The sargassum occurs naturally and usually appears in the region in March. As the waters warm through summer, it creates the perfect conditions for propagation meaning levels typically increase.

But, since 2011, seaweed in Mexico and across the Caribbean has exploded for reasons scientists do not yet fully understand.

Belize has recently seen an uptick in sargassum seaweed polluting its beaches too. The locations where high concentrations are particularly bad are Hopkins and Placencia in the south of the country.

We spoke to Laura McMullen, a sustainability consultant in the UK, who was on holiday in Caye Caulker in Belize in May 2022.

“There was this strange seaweed washing up all over the Mesoamerican reef,” she tells Euronews Green.

“There was some of it last year but [locals have] never seen it this bad. It’s washing up on all the islands. It then decomposes and it has a really bad smell. They’re trying to get rid of it but it’s growing so much more because of climate change – the temperatures are much higher and the seas are much warmer.

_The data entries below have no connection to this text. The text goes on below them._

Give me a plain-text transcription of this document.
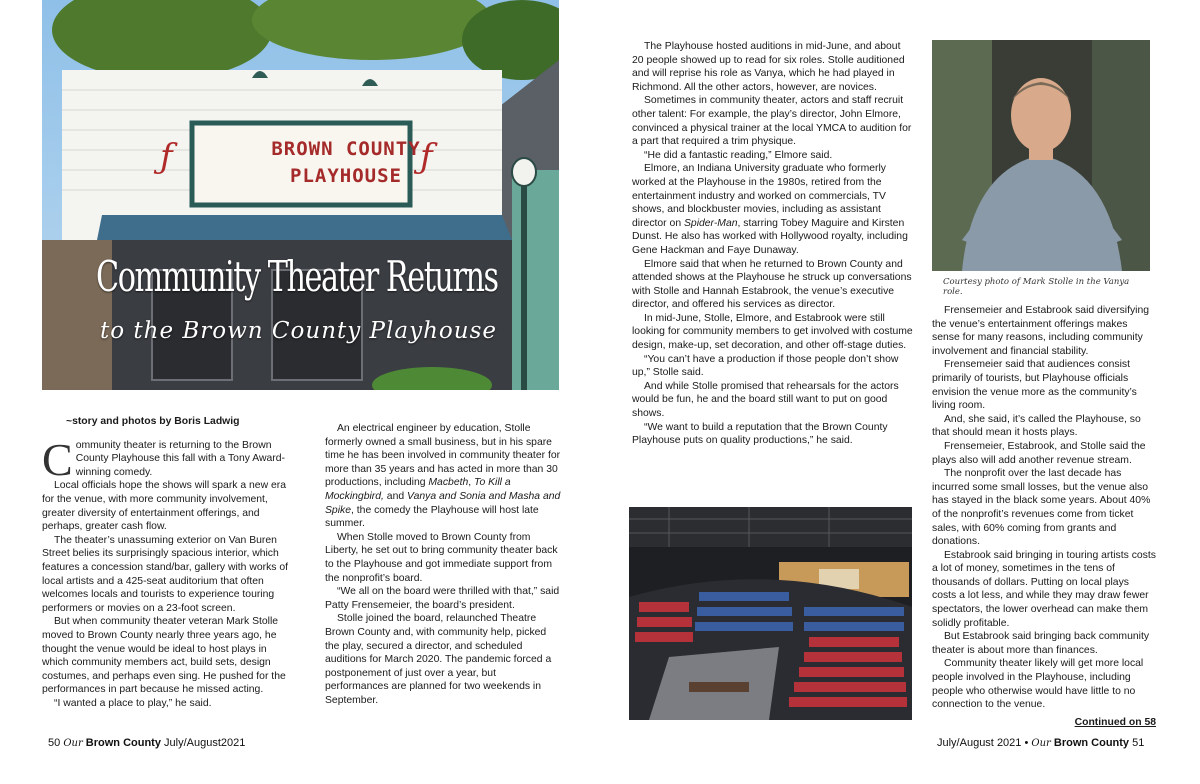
ƒ	ƒ
BROWN COUNTY
PLAYHOUSE
Community Theater Returns
to the Brown County Playhouse
~story and photos by Boris Ladwig

Community theater is returning to the Brown County Playhouse this fall with a Tony Award-winning comedy.

Local officials hope the shows will spark a new era for the venue, with more community involvement, greater diversity of entertainment offerings, and perhaps, greater cash flow.

The theater’s unassuming exterior on Van Buren Street belies its surprisingly spacious interior, which features a concession stand/bar, gallery with works of local artists and a 425-seat auditorium that often welcomes locals and tourists to experience touring performers or movies on a 23-foot screen.

But when community theater veteran Mark Stolle moved to Brown County nearly three years ago, he thought the venue would be ideal to host plays in which community members act, build sets, design costumes, and perhaps even sing. He pushed for the performances in part because he missed acting.

“I wanted a place to play,” he said.

An electrical engineer by education, Stolle formerly owned a small business, but in his spare time he has been involved in community theater for more than 35 years and has acted in more than 30 productions, including Macbeth, To Kill a Mockingbird, and Vanya and Sonia and Masha and Spike, the comedy the Playhouse will host late summer.

When Stolle moved to Brown County from Liberty, he set out to bring community theater back to the Playhouse and got immediate support from the nonprofit’s board.

“We all on the board were thrilled with that,” said Patty Frensemeier, the board’s president.

Stolle joined the board, relaunched Theatre Brown County and, with community help, picked the play, secured a director, and scheduled auditions for March 2020. The pandemic forced a postponement of just over a year, but performances are planned for two weekends in September.

The Playhouse hosted auditions in mid-June, and about 20 people showed up to read for six roles. Stolle auditioned and will reprise his role as Vanya, which he had played in Richmond. All the other actors, however, are novices.

Sometimes in community theater, actors and staff recruit other talent: For example, the play’s director, John Elmore, convinced a physical trainer at the local YMCA to audition for a part that required a trim physique.

“He did a fantastic reading,” Elmore said.

Elmore, an Indiana University graduate who formerly worked at the Playhouse in the 1980s, retired from the entertainment industry and worked on commercials, TV shows, and blockbuster movies, including as assistant director on Spider-Man, starring Tobey Maguire and Kirsten Dunst. He also has worked with Hollywood royalty, including Gene Hackman and Faye Dunaway.

Elmore said that when he returned to Brown County and attended shows at the Playhouse he struck up conversations with Stolle and Hannah Estabrook, the venue’s executive director, and offered his services as director.

In mid-June, Stolle, Elmore, and Estabrook were still looking for community members to get involved with costume design, make-up, set decoration, and other off-stage duties.

“You can’t have a production if those people don’t show up,” Stolle said.

And while Stolle promised that rehearsals for the actors would be fun, he and the board still want to put on good shows.

“We want to build a reputation that the Brown County Playhouse puts on quality productions,” he said.

Courtesy photo of Mark Stolle in the Vanya role.

Frensemeier and Estabrook said diversifying the venue’s entertainment offerings makes sense for many reasons, including community involvement and financial stability.

Frensemeier said that audiences consist primarily of tourists, but Playhouse officials envision the venue more as the community’s living room.

And, she said, it’s called the Playhouse, so that should mean it hosts plays.

Frensemeier, Estabrook, and Stolle said the plays also will add another revenue stream.

The nonprofit over the last decade has incurred some small losses, but the venue also has stayed in the black some years. About 40% of the nonprofit’s revenues come from ticket sales, with 60% coming from grants and donations.

Estabrook said bringing in touring artists costs a lot of money, sometimes in the tens of thousands of dollars. Putting on local plays costs a lot less, and while they may draw fewer spectators, the lower overhead can make them solidly profitable.

But Estabrook said bringing back community theater is about more than finances.

Community theater likely will get more local people involved in the Playhouse, including people who otherwise would have little to no connection to the venue.

Continued on 58
50 Our Brown County July/August2021	July/August 2021 • Our Brown County 51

“It’s impacting scuba divingtourism, everything,” says Laura.

How are local businesses tackling the seaweed problem?

Hotel chains and restaurants along the beaches in Mexico and Belize have created task forces of dozens of island workers to try and deal with it.

They try to keep their areas clean for customers, but public beaches are overwhelmed by the expansive seaweed carpets.

Belize’s San Pedro Town Council announced in March that it would spend around $20,000 (€19,454) every year to rid the beaches of seaweed.

Other beaches in the region have invested in a range of measures including floating barriers, giant pumps and nets that catch the sargassum before it reaches the shore. It can then be collected by boats and some countries like Jamaica are even looking into ways it can be processed and used.

The government in the Dominican Republic invested in a barrier to block the seaweed from reaching the beach in 2020. It now stretches 12.7 kilometers along the Bavaro beachfront but this is just 40 percent of its total length.

If climate change and pollution mean this seaweed problem is the new normal, the Caribbean will have to invest in more ways to keep its beaches clean.